Solve the previous problem if the coefficient of restitution is *e*. \[\text{ Use } \theta = 45^\circ\, e = \frac{3}{4} \text{ and h = 5 m } .\]

#### Solution

Given:

The angle of inclination of the plane, θ = 45°

A ball falls on the inclined plane from a height (h) of 5 m*.*

The coefficient of restitution,\[e = \left( \frac{3}{4} \right)\]

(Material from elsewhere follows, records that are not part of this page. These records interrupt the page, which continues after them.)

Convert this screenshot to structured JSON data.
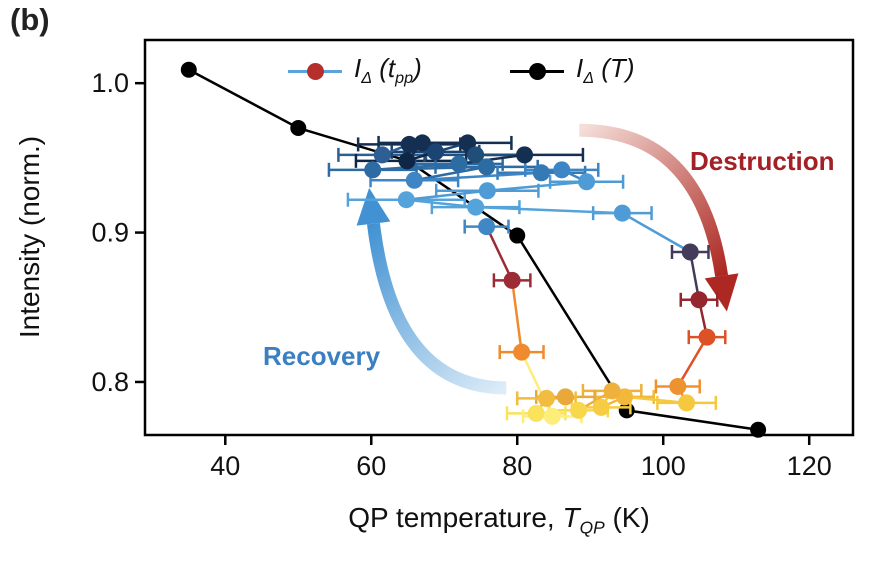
{
  "panel_label": "(b)",
  "chart_data": {
    "type": "scatter",
    "title": "",
    "ylabel": "Intensity (norm.)",
    "xlabel_parts": {
      "prefix": "QP temperature, ",
      "symbol": "T",
      "symbol_sub": "QP",
      "suffix": " (K)"
    },
    "xlim": [
      29,
      126
    ],
    "ylim": [
      0.7645,
      1.0289
    ],
    "xticks": [
      40,
      60,
      80,
      100,
      120
    ],
    "yticks": [
      0.8,
      0.9,
      1.0
    ],
    "grid": false,
    "legend_position": "top-inside",
    "legend": [
      {
        "id": "series-tpp",
        "text_parts": {
          "base": "I",
          "base_sub": "Δ",
          "open": " (",
          "arg": "t",
          "arg_sub": "pp",
          "close": ")"
        },
        "marker_color": "#b5302c",
        "line_color": "#5ba3dc"
      },
      {
        "id": "series-T",
        "text_parts": {
          "base": "I",
          "base_sub": "Δ",
          "open": " (",
          "arg": "T",
          "arg_sub": "",
          "close": ")"
        },
        "marker_color": "#000000",
        "line_color": "#000000"
      }
    ],
    "series": [
      {
        "name": "I_delta(T)",
        "type": "line+marker",
        "color": "#000000",
        "points": [
          {
            "x": 35,
            "y": 1.009
          },
          {
            "x": 50,
            "y": 0.97
          },
          {
            "x": 65,
            "y": 0.948
          },
          {
            "x": 80,
            "y": 0.898
          },
          {
            "x": 95,
            "y": 0.781
          },
          {
            "x": 113,
            "y": 0.768
          }
        ]
      },
      {
        "name": "I_delta(t_pp)",
        "type": "line+marker+xerr",
        "points": [
          {
            "x": 61.5,
            "y": 0.952,
            "xerr": 6,
            "color": "#2d5f95"
          },
          {
            "x": 65.2,
            "y": 0.959,
            "xerr": 7,
            "color": "#142f52"
          },
          {
            "x": 67.0,
            "y": 0.96,
            "xerr": 6,
            "color": "#142f52"
          },
          {
            "x": 64.9,
            "y": 0.948,
            "xerr": 7,
            "color": "#0f2747"
          },
          {
            "x": 68.8,
            "y": 0.954,
            "xerr": 6,
            "color": "#1b4473"
          },
          {
            "x": 73.2,
            "y": 0.96,
            "xerr": 6,
            "color": "#142f52"
          },
          {
            "x": 74.3,
            "y": 0.952,
            "xerr": 7,
            "color": "#1f4e79"
          },
          {
            "x": 81.0,
            "y": 0.952,
            "xerr": 8,
            "color": "#142f52"
          },
          {
            "x": 72.0,
            "y": 0.946,
            "xerr": 6,
            "color": "#2d6ba3"
          },
          {
            "x": 60.2,
            "y": 0.942,
            "xerr": 6,
            "color": "#2d6ba3"
          },
          {
            "x": 75.8,
            "y": 0.944,
            "xerr": 7,
            "color": "#2d6ba3"
          },
          {
            "x": 65.9,
            "y": 0.935,
            "xerr": 6,
            "color": "#3d85c4"
          },
          {
            "x": 83.3,
            "y": 0.94,
            "xerr": 6,
            "color": "#3579b5"
          },
          {
            "x": 86.1,
            "y": 0.942,
            "xerr": 5,
            "color": "#3d85c4"
          },
          {
            "x": 89.5,
            "y": 0.934,
            "xerr": 5,
            "color": "#4f9bd5"
          },
          {
            "x": 75.9,
            "y": 0.928,
            "xerr": 7,
            "color": "#4f9bd5"
          },
          {
            "x": 64.8,
            "y": 0.922,
            "xerr": 8,
            "color": "#55a3db"
          },
          {
            "x": 74.3,
            "y": 0.917,
            "xerr": 6,
            "color": "#55a3db"
          },
          {
            "x": 94.4,
            "y": 0.913,
            "xerr": 4,
            "color": "#4f9bd5"
          },
          {
            "x": 103.7,
            "y": 0.887,
            "xerr": 2.5,
            "color": "#433a5c"
          },
          {
            "x": 104.9,
            "y": 0.855,
            "xerr": 2.5,
            "color": "#95262e"
          },
          {
            "x": 106.0,
            "y": 0.83,
            "xerr": 2.5,
            "color": "#dd5127"
          },
          {
            "x": 102.0,
            "y": 0.797,
            "xerr": 3,
            "color": "#ee9130"
          },
          {
            "x": 103.2,
            "y": 0.786,
            "xerr": 4,
            "color": "#f6c83e"
          },
          {
            "x": 94.7,
            "y": 0.79,
            "xerr": 4,
            "color": "#f2b83a"
          },
          {
            "x": 91.5,
            "y": 0.783,
            "xerr": 4,
            "color": "#f6cc42"
          },
          {
            "x": 93.0,
            "y": 0.794,
            "xerr": 4,
            "color": "#edb13c"
          },
          {
            "x": 88.4,
            "y": 0.781,
            "xerr": 4,
            "color": "#f8d84a"
          },
          {
            "x": 86.6,
            "y": 0.79,
            "xerr": 4,
            "color": "#e9a93a"
          },
          {
            "x": 84.0,
            "y": 0.789,
            "xerr": 4,
            "color": "#f2bc40"
          },
          {
            "x": 82.6,
            "y": 0.779,
            "xerr": 4,
            "color": "#fae25a"
          },
          {
            "x": 84.8,
            "y": 0.777,
            "xerr": 4,
            "color": "#fdee7a"
          },
          {
            "x": 80.6,
            "y": 0.82,
            "xerr": 3,
            "color": "#f08a2e"
          },
          {
            "x": 79.3,
            "y": 0.868,
            "xerr": 2.5,
            "color": "#9b2c35"
          },
          {
            "x": 75.8,
            "y": 0.904,
            "xerr": 3,
            "color": "#3f87c5"
          }
        ]
      }
    ],
    "annotations": [
      {
        "id": "destruction",
        "text": "Destruction",
        "color": "#a32126"
      },
      {
        "id": "recovery",
        "text": "Recovery",
        "color": "#3a7fc1"
      }
    ],
    "arrows": [
      {
        "id": "destruction-arrow",
        "x1": 88.5,
        "y1": 0.9685,
        "x2": 108,
        "y2": 0.871,
        "color_from": "#f5ded9",
        "color_to": "#ad2822"
      },
      {
        "id": "recovery-arrow",
        "x1": 78.5,
        "y1": 0.796,
        "x2": 60.3,
        "y2": 0.906,
        "color_from": "#ddecf8",
        "color_to": "#4292d3"
      }
    ]
  }
}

The velocity with which ball strikes the inclined plane is given as,

\[v = \sqrt{2g \times 5} = 10 m/s\]

The ball makes an angle β with the horizontal, after the collision.

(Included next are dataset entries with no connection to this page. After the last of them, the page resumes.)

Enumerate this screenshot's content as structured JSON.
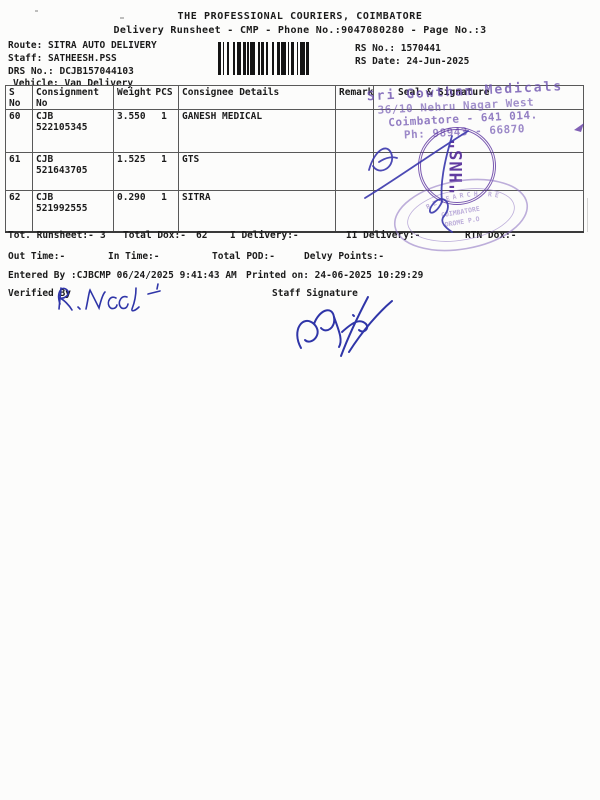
{
  "header": {
    "company": "THE PROFESSIONAL COURIERS, COIMBATORE",
    "subtitle": "Delivery Runsheet - CMP - Phone No.:9047080280 - Page No.:3"
  },
  "meta": {
    "route_line": "Route: SITRA AUTO DELIVERY",
    "staff_line": "Staff: SATHEESH.PSS",
    "drs_line": "DRS No.: DCJB157044103",
    "vehicle_line": "Vehicle: Van Delivery",
    "rs_no_line": "RS No.: 1570441",
    "rs_date_line": "RS Date: 24-Jun-2025"
  },
  "table": {
    "headers": {
      "sno": "S No",
      "consignment": "Consignment No",
      "weight": "Weight",
      "pcs": "PCS",
      "consignee": "Consignee Details",
      "remarks": "Remarks",
      "seal": "Seal & Signature"
    },
    "rows": [
      {
        "sno": "60",
        "consignment": "CJB 522105345",
        "weight": "3.550",
        "pcs": "1",
        "consignee": "GANESH MEDICAL",
        "remarks": ""
      },
      {
        "sno": "61",
        "consignment": "CJB 521643705",
        "weight": "1.525",
        "pcs": "1",
        "consignee": "GTS",
        "remarks": ""
      },
      {
        "sno": "62",
        "consignment": "CJB 521992555",
        "weight": "0.290",
        "pcs": "1",
        "consignee": "SITRA",
        "remarks": ""
      }
    ]
  },
  "totals": {
    "runsheet_label": "Tot. Runsheet:-",
    "runsheet_value": "3",
    "dox_label": "Total Dox:-",
    "dox_value": "62",
    "i_delivery": "I Delivery:-",
    "ii_delivery": "II Delivery:-",
    "rtn_dox": "RTN Dox:-",
    "out_time": "Out Time:-",
    "in_time": "In Time:-",
    "total_pod": "Total POD:-",
    "delvy_points": "Delvy Points:-"
  },
  "footer": {
    "entered_by": "Entered By :CJBCMP 06/24/2025 9:41:43 AM",
    "printed_on": "Printed on: 24-06-2025 10:29:29",
    "verified_by_label": "Verified By",
    "staff_signature_label": "Staff Signature"
  },
  "stamps": {
    "address_stamp": {
      "line1": "Sri Gowtham Medicals",
      "line2": "36/10 Nehru Nagar West",
      "line3": "Coimbatore - 641 014.",
      "line4": "Ph: 98943 - 66870",
      "color": "#6b4fae"
    },
    "hns_stamp": {
      "text": "\"HNS\"",
      "color": "#582e9e"
    },
    "oval_stamp": {
      "ring_text": "RESEARCH RE",
      "center1": "COIMBATORE",
      "center2": "DROME P.O",
      "color": "#8a6fc0"
    }
  },
  "handwriting": {
    "verified_by_signature": "R. Neel",
    "ink_color": "#2f35a8"
  }
}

The horizontal component of velocity, 10cos45° remains unchanged.

However, the velocity in perpendicular direction to the plane after the collision will now be:

\[v_1 = e \times 10 \sin45^\circ\]

\[ = \left( \frac{3}{4} \right) \times 10 \times \frac{1}{\sqrt{2}}\]

\[ = (3 . 75) \sqrt{2} m/s\]

=\[\text{ Similarly,} v_2 = 5\sqrt{2}\text{m/s} \]

\[\text{ Now,} \]

\[u = \sqrt{v_2^2 + v_1^2}\]

\[ = \sqrt{50 + 28 . 125}\]

\[ = \sqrt{78 . 125}\]

\[ = 8 . 83 \text{m/s}\]

Angle of reflection from the wall is given as,

\[\beta = \tan^{- 1} \frac{(3 . 75\sqrt{2})}{5\sqrt{2}}\]

\[ = \tan^{- 1} \left( \frac{3}{4} \right) = 37^\circ\]

Angle of projection α = 90 − *(θ + β)*

\[\Rightarrow\] α = 90° − (45° + 37°) = 8°

Let the distance where the ball falls after the collision be *L.⇒ x = L *cos

*θ*

Angle of projection (

*α*) = −8°

Now,

*Y*= \[x \tan \alpha - \frac{g x^2 se c^2 \alpha}{2 u^2}\]

\[\Rightarrow\] −L sin θ = L cos θ × tan 8° \[- \frac{g}{2}\frac{L^2 \cos^2 \theta \sec^2 80^\circ\ }{(u )^2}\]

\[\Rightarrow - \sin 45^\circ = \cos 45^\circ \times \tan 8^\circ - \frac{10 \cos^2 45 \sec^28^\circ }{(8 . 83 )^2}\]

On solving the above equation, we get:*L *= 18.5 m